What are my chances of getting into an elite college in the US, and what can I do in my junior year?

I’m an international junior year student. My education system is somewhat different from that of the US schools. We have a kind of traditional subjects and topics. We don’t have the culture of extracurricular activities here as we don’t consider them in the college admission process, in fact, just school grades are the factor to get into a college depending on your rank compared to the rest of students all over the country.

My Academics:
I got 93% in my sophomore year.
I got 98.1% in my freshman year.

I didn’t take standardized tests yet, but I’m preparing myself right now to register for the upcoming trial.

My Extracurricular activities:

IEEE technical organizer.
Microsoft Student Partner instructor at the Coding Lab.
Founder of the first Computer Science club at my school powered by Hack Club (San Francisco).
Head of the IT committee of TEDx at the local university.
Translator at TED and Coursera.
The scientific chief at the Students’ Union.
IT manager at my school’s library.

My accomplishments:

Finalist (1st place in Computer Science category) in the local ISEF science fair.
1st place winner award in the first regional NXT robotics contest.
Nominated for the World Robotics Conference in China.
Was invited by the US embassy to be a presenter at the Maker Fair.
I got nominated to the Microsoft Developers Conference as a reward from MSP for my performance with the newcomers.
I got a recognition from my school for reconstructing the IT of the library.

What’s your intended major?
Take the SATs, improve on your ECs, make them different.

Computer Science.
What’s the problem with my ECs?

Not any problem. But if you’re going for the elite, the best of the best, you’re going to have to set yourself apart. Add that to the fact that you are an international student, the deal just gets worse. Most schools are need aware for international students. That is also a competitive major.
Your grades are really good, so that’s okay.
What country do you live in?

From Egypt. You told me to make my ECs different, how to do it?

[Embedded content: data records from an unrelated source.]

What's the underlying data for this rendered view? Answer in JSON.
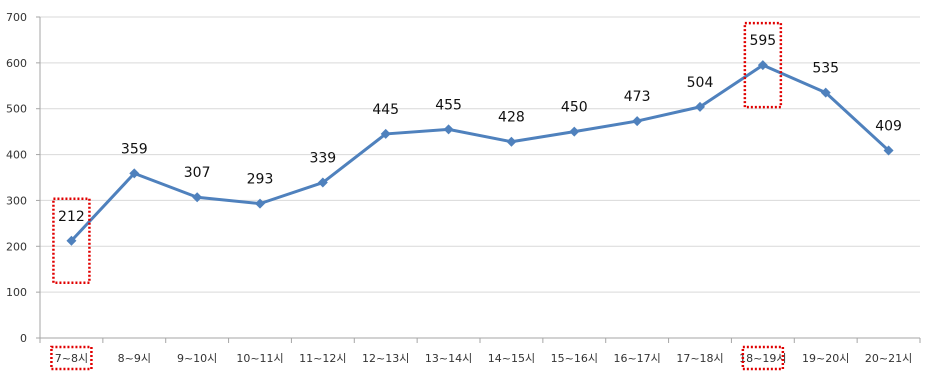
{
  "chart_data": {
    "type": "line",
    "categories": [
      "7~8시",
      "8~9시",
      "9~10시",
      "10~11시",
      "11~12시",
      "12~13시",
      "13~14시",
      "14~15시",
      "15~16시",
      "16~17시",
      "17~18시",
      "18~19시",
      "19~20시",
      "20~21시"
    ],
    "series": [
      {
        "values": [
          212,
          359,
          307,
          293,
          339,
          445,
          455,
          428,
          450,
          473,
          504,
          595,
          535,
          409
        ]
      }
    ],
    "ylim": [
      0,
      700
    ],
    "yticks": [
      0,
      100,
      200,
      300,
      400,
      500,
      600,
      700
    ],
    "grid": true,
    "highlighted_categories": [
      "7~8시",
      "18~19시"
    ],
    "colors": {
      "line": "#4f81bd",
      "grid": "#d9d9d9",
      "axis": "#a6a6a6",
      "highlight": "#e00000"
    }
  }
}
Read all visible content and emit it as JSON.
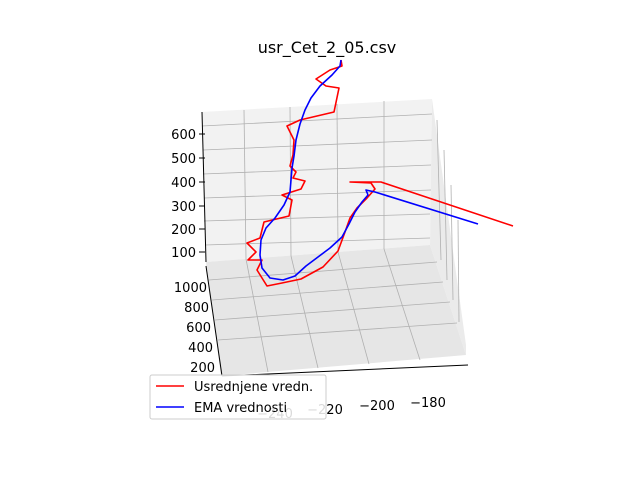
{
  "chart_data": {
    "type": "line",
    "projection": "3d",
    "title": "usr_Cet_2_05.csv",
    "xlabel": "",
    "ylabel": "",
    "zlabel": "",
    "grid": true,
    "legend_position": "lower-left",
    "x_ticks": [
      "−240",
      "−220",
      "−200",
      "−180"
    ],
    "y_ticks": [
      "200",
      "400",
      "600",
      "800",
      "1000"
    ],
    "z_ticks": [
      "100",
      "200",
      "300",
      "400",
      "500",
      "600"
    ],
    "colors": {
      "series_1": "#ff0000",
      "series_2": "#0000ff"
    },
    "series": [
      {
        "name": "Usrednjene vredn.",
        "color": "#ff0000"
      },
      {
        "name": "EMA vrednosti",
        "color": "#0000ff"
      }
    ]
  }
}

Your choice. Do some volunteering, help the poor, maybe build an app?

Building apps or websites is something regular for me. I remember creating a voice-controlled application when I was in grade 6, other for my research project at ISEF, and I made around 4 websites for my blog and when I was working as a freelancer.
Working for Coursera and TED is a freelance voluntary work, I translate courses and talks for free.
What is your point then?

Nothing else. Do volunteering, help out the poor and disadvantaged.

Your academics and EC’s are good.
No need to help the poor or disadvantaged, unless you’re the son of a government official or privileged in some way - in which case, recongizing that privilege and using it as force for good+showing your ability to work with people from different faiths and social backgrounds than yours would be a plus. Anything that shows you’re a kind individual who treats others respectfully regardless of age, gender, socio-economic background, or faith, is expected. (And, yes, your online profile will be checked due to colleges having nasty surprises.)
You COULD spend some time helping girls and women’s empowerment or gay youth but that is kind of dangerous in Egypt.

So, now, devote a lot of time to your SAT prep and, possibly, find a way to be kind to others on a regular basis.

To help yourself more substantially, you should also investigate all US colleges, not just the ones you’ve heard of because everyone’s heard of them. Get a Fiske Guide or a Princeton review’s Best colleges (up to the 2015 edition is fine if you can’t find a new edition) and run through the descriptions, looking for a variety of acceptance rates.
As an international, the #1 factor will be how much your parents can pay, except for Harvard, Yale, Princeton, MIT, and Amherst.

OP… read and absorb the last paragraph above. It’s key to getting in somewhere in the US: apply widely and intelligently (don’t pick just “famous” schools everyone else is applying to.)

Your chances are terrible. It’s simply because you’re applying to colleges that have a 5-7% acceptance rate. In computers, your degree is going to be employable no matter where you go. For an elite school, it might give you an initial bump in salary, but since you’re in an industry that relies on experience, it takes very little time for everyone else to catch up. Within 4 years, you’re going to be making about the same as everyone else.